General characteristics
- Type: Patrol vessel
- Tonnage: 118 Gross register tons
- Length: 127 ft 0 in (38.71 m)
- Beam: 18 ft 10 in (5.74 m)
- Draft: 16 ft (4.9 m) aft
- Propulsion: Sails plus internal combustion engine
- Sail plan: Ketch-rigged
- Speed: 8 knots
- Complement: 24
- Armament: 1 × 1-pounder gun

= USS Anemone IV =

Patrol vessel of the United States Navy

USS Anemone IV (SP-1290) was a United States Navy patrol vessel in service from 1917 to 1919.

Anemone IV was built as a private ketch-rigged motor schooner of the same name in 1899 by Camper & Nicholsons at Gosport, United Kingdom. On 3 October 1917, the U.S. Navy acquired her at Port Townsend, Washington, under a free lease from her owner, E. A. Sims, for use as a section patrol boat during World War I. She apparently was never commissioned, but she saw active non-commissioned service as USS Anemone IV (SP-1290).

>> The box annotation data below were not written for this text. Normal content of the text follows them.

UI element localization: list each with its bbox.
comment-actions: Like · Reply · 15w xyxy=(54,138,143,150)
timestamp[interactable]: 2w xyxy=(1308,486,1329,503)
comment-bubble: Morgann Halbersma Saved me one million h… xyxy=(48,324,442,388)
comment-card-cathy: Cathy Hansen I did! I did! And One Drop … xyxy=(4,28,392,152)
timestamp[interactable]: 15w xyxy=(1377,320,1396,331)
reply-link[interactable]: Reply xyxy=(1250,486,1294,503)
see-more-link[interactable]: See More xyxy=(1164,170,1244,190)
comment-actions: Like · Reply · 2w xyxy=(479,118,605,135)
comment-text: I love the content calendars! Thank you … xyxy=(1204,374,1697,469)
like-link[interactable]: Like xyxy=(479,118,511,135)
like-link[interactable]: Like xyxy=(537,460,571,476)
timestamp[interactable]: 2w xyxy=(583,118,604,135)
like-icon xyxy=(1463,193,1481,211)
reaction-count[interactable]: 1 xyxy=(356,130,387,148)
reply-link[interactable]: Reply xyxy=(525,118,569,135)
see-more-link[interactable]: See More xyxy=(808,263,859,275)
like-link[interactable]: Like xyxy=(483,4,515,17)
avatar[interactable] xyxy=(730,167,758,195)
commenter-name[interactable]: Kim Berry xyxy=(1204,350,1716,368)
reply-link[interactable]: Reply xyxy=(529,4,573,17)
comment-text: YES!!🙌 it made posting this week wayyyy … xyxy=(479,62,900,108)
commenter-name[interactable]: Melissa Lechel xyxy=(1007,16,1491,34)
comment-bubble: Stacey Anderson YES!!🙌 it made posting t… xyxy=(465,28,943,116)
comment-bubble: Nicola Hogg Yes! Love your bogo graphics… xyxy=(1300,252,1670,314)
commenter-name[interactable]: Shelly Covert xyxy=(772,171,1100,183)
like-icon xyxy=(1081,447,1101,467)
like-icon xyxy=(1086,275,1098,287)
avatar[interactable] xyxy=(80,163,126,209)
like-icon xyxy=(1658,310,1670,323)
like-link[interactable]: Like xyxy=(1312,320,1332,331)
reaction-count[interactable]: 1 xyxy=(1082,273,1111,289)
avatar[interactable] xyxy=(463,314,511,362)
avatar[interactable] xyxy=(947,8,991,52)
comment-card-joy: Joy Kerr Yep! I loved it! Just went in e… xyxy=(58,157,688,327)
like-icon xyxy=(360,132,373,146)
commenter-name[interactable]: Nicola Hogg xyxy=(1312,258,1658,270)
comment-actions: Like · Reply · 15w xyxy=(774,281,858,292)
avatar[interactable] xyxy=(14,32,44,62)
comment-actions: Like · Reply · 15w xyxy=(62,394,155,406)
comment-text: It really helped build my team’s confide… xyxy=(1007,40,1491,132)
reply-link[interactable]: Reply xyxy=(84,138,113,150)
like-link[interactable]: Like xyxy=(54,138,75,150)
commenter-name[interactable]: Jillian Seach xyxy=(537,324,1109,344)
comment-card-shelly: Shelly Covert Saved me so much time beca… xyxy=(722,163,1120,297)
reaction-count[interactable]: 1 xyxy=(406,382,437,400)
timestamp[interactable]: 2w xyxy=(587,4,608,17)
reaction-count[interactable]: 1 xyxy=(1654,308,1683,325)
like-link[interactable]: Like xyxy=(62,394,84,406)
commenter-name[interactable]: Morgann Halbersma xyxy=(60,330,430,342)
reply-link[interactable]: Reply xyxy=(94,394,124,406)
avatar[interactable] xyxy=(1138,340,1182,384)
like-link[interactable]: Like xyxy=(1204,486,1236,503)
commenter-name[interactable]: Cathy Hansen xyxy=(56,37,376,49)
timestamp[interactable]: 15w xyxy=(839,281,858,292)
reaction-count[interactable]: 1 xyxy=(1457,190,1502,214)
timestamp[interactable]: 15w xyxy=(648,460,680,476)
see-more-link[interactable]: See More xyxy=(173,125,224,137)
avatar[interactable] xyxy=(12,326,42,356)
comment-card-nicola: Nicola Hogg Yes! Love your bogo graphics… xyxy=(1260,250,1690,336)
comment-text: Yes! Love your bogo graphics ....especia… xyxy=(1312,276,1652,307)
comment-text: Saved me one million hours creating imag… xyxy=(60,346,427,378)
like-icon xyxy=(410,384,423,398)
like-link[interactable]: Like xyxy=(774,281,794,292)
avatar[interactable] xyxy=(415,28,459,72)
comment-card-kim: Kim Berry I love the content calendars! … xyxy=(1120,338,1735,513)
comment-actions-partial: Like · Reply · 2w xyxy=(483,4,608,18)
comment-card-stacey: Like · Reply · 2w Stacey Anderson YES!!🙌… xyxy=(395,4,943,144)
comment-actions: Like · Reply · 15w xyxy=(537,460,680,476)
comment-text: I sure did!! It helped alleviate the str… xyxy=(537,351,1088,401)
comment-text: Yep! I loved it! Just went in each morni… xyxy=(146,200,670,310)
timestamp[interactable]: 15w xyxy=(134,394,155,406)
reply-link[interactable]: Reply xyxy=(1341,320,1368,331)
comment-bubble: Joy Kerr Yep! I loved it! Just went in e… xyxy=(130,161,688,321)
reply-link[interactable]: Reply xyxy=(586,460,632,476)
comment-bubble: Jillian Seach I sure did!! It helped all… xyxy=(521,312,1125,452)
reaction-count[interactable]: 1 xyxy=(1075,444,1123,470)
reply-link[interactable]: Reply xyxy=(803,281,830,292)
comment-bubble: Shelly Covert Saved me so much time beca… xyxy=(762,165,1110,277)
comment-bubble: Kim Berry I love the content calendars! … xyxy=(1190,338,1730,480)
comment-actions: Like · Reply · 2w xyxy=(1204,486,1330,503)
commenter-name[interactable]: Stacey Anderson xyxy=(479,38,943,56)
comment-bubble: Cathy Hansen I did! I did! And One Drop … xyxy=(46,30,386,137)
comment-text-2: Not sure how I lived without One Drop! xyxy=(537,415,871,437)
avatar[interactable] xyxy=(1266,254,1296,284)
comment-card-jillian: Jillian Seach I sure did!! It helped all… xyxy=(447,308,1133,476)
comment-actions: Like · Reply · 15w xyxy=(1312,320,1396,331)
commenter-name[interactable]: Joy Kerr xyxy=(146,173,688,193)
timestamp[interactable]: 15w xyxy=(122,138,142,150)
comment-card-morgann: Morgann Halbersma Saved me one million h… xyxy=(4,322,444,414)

Assigned to the 13th Naval District, Anemone IV was employed to train recruits at Naval Training Station Seattle at Seattle, Washington, for over a year. At some point she was renamed USS SP-1290.

The Navy placed SP-1290 out of service on 3 March 1919. She was stricken from the Navy List and simultaneously returned to Sims on 4 March 1919.